35-pass is the best but it takes ages to complete. In most cases, 0-pass is more than fine but if you got time, you could use 7-pass, it's a good option in the middle.
 
hi, im selling on the old 500gb hard drive in my macbook in order to get a 1tb. Whats the safest way to wipe it so the information on it is no retrievable?

I assume zeroing out the data with disk utility? would one pass , 7 pass or 35 be best?

Thanks

7 or 35 passes will wipe it un-retrievable.
 
Really?

I read once that data was retrievable no matter what you did...

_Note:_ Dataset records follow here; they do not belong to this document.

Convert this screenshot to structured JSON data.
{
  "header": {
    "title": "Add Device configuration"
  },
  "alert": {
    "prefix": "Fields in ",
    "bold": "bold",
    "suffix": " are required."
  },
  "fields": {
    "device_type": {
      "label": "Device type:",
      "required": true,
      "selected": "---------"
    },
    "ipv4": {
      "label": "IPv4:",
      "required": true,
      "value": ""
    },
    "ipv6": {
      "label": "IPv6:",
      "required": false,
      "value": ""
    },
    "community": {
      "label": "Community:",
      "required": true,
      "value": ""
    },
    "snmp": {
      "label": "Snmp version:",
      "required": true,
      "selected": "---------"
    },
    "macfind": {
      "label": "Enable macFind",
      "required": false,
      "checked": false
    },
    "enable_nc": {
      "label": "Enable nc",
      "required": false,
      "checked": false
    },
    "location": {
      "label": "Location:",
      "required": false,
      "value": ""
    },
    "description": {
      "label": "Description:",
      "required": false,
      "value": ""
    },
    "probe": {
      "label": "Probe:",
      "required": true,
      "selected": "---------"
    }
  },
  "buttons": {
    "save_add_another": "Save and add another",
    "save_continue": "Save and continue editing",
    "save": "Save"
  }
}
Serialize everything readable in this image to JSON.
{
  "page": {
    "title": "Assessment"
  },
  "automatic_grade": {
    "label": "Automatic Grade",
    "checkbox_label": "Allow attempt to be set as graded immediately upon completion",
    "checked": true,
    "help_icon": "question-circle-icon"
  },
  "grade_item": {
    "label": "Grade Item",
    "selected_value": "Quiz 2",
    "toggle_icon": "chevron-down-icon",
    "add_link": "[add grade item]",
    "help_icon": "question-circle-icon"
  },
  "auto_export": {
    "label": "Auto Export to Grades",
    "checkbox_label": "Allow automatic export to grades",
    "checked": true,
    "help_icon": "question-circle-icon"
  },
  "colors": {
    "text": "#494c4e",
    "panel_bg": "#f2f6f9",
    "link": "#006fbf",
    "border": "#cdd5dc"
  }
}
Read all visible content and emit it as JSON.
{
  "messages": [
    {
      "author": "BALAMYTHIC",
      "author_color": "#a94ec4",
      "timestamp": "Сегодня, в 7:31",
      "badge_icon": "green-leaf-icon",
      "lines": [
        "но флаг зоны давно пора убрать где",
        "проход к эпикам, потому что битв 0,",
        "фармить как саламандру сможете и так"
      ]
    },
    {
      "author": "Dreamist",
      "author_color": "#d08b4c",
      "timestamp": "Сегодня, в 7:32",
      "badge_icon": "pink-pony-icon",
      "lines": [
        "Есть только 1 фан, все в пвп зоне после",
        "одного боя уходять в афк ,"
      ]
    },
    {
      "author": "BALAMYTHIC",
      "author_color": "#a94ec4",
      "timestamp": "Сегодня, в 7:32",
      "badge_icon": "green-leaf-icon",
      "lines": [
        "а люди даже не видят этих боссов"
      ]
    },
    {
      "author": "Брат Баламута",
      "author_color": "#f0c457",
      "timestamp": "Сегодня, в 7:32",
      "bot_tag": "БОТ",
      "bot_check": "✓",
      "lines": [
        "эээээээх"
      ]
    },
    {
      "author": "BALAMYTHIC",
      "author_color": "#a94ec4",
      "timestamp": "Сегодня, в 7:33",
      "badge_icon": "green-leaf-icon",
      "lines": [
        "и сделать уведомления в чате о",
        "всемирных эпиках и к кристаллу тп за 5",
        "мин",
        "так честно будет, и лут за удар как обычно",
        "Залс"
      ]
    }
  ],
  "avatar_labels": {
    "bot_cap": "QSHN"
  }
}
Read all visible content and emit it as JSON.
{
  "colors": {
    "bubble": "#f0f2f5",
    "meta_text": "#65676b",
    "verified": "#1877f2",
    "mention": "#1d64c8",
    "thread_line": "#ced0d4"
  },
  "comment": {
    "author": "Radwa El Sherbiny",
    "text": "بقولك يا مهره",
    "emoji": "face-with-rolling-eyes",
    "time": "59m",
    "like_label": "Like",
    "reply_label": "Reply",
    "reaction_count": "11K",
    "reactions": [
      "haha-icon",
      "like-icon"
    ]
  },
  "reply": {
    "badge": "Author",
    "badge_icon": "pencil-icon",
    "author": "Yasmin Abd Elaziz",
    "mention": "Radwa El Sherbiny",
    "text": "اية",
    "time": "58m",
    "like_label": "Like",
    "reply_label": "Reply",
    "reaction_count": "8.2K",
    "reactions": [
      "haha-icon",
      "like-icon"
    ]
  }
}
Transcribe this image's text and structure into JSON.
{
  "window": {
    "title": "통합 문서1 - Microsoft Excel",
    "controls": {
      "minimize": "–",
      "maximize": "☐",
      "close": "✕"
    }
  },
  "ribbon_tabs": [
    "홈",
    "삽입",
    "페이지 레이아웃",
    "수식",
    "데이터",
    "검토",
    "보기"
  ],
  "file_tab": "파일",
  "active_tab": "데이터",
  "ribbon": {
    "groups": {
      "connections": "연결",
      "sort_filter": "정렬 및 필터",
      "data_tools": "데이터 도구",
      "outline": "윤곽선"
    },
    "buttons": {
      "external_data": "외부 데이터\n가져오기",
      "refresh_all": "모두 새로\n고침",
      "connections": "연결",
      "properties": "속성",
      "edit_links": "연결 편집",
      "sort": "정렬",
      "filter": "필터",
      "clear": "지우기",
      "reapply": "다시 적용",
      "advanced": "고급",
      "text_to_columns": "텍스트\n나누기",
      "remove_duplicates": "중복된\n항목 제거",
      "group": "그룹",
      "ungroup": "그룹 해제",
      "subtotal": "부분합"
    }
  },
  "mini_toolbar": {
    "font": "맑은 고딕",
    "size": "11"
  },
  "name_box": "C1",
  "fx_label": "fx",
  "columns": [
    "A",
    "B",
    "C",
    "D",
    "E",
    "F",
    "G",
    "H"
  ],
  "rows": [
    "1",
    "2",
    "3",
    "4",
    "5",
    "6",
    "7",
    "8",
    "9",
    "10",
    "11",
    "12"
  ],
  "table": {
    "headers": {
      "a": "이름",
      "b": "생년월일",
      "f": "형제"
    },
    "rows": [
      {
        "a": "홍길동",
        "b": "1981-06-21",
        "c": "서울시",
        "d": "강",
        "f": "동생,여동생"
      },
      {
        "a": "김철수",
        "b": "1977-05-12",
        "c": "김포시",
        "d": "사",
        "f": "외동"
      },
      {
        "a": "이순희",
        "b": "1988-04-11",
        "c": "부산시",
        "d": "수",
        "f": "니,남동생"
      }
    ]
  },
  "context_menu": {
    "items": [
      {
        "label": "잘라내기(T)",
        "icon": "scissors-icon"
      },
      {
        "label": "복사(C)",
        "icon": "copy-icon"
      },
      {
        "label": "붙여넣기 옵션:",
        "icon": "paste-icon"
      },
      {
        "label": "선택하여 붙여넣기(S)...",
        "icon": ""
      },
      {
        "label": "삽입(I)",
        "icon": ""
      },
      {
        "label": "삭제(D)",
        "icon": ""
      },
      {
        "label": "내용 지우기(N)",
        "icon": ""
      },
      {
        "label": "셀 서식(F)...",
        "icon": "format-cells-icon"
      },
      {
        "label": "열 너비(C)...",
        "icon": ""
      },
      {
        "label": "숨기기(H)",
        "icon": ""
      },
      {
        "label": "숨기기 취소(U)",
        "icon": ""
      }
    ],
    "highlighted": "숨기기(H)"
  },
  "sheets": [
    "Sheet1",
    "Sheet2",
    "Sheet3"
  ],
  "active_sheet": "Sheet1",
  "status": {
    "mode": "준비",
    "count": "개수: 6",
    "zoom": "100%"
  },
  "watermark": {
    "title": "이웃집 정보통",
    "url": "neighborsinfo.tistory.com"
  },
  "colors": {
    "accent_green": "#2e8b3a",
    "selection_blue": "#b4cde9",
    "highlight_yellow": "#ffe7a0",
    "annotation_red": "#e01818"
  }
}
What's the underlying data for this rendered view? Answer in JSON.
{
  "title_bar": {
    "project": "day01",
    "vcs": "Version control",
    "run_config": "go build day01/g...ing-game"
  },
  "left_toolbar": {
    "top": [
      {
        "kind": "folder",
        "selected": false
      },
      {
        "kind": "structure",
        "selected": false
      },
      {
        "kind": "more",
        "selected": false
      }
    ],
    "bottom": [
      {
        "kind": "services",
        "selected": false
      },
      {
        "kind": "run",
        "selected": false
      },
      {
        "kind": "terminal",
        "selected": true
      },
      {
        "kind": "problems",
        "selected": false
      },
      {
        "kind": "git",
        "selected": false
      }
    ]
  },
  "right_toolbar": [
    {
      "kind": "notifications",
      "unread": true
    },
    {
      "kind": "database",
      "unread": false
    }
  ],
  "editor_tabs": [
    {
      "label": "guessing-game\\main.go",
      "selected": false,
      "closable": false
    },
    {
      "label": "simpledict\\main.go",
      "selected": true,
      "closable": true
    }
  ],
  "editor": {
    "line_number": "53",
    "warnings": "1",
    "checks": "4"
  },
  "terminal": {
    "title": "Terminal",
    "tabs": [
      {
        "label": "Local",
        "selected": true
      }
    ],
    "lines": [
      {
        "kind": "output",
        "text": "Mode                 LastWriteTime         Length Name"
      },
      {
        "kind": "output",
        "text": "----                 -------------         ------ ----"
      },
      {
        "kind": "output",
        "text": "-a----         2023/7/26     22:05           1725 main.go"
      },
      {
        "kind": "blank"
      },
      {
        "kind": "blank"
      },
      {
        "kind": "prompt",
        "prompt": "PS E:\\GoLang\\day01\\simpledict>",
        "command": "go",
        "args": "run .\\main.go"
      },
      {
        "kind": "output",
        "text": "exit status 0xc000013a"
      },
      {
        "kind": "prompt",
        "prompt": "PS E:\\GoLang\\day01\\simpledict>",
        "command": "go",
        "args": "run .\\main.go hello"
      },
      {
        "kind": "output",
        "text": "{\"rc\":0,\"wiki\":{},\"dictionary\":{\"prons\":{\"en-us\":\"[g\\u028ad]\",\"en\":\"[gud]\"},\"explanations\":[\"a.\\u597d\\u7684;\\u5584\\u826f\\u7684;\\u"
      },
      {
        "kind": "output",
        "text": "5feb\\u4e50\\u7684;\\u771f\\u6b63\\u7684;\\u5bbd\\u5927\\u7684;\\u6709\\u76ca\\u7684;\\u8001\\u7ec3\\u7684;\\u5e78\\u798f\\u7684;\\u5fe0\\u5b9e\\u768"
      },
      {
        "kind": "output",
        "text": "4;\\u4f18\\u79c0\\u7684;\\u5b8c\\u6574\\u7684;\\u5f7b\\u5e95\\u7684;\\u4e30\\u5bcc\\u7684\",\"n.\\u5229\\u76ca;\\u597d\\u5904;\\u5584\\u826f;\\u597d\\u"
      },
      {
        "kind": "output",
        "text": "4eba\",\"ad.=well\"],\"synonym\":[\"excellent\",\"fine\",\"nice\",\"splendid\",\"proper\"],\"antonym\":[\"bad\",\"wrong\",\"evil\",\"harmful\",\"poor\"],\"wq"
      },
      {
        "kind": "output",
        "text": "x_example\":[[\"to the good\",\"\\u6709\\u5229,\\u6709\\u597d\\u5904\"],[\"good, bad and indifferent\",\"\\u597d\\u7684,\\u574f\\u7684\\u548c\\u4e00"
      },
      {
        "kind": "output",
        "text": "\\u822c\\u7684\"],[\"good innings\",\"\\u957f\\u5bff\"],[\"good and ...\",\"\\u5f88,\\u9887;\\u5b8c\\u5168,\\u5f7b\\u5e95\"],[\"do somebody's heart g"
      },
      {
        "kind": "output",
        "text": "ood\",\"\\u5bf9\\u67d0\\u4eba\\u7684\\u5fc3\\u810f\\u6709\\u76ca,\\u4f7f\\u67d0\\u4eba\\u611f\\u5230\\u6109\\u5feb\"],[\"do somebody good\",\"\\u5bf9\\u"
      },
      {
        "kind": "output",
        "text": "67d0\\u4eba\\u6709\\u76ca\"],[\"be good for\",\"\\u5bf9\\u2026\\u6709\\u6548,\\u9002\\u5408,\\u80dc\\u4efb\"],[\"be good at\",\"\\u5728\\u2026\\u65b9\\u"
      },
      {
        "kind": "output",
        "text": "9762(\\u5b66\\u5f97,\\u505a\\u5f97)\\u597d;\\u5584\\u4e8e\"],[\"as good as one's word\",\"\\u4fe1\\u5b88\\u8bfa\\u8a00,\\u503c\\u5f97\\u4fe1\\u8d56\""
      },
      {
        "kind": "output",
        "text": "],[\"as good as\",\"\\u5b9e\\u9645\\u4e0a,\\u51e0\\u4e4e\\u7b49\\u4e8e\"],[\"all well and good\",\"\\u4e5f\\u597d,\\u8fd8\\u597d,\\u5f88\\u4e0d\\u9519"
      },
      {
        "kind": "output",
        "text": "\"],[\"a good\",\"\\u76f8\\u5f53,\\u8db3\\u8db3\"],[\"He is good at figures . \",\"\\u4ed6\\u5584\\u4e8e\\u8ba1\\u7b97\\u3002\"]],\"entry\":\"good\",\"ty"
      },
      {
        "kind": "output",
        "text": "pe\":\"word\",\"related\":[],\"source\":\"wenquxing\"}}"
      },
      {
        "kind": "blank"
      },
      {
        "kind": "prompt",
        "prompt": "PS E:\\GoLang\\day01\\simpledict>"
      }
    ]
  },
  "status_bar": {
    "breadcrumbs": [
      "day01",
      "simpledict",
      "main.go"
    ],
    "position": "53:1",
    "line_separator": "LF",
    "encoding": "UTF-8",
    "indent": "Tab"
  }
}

0-pass writes zeros to the disk once. 7-pass does it 7 times and 35-pass does it 35 times. That means all your data (which is just numbers and alphabets in the HD) will be overwritten with 0 which causes the old data to be unrecoverable.
 
Don't waste your time on a 7-pass wipe, just do a zero pass.

Ask any data recovery company if they can recover data on a 'Zeroed' drive, the answer for 99% of them will be no.

Even if you were a pedo or some crap and the policed grabbed your drive they wouldn't be able to recover anything using standard techniques (normally they just do a 1-1 clone of your drive, because if they tampered with it, it wouldn't be viable evidence anymore).

Maybe, if you were a spy they would take the time to put the platters on a spin stand and recover the data.


(You could also download secure erase which uses your hard drives internal wiping routine to erase the drive. Its much quicker than going through the SATA bus.)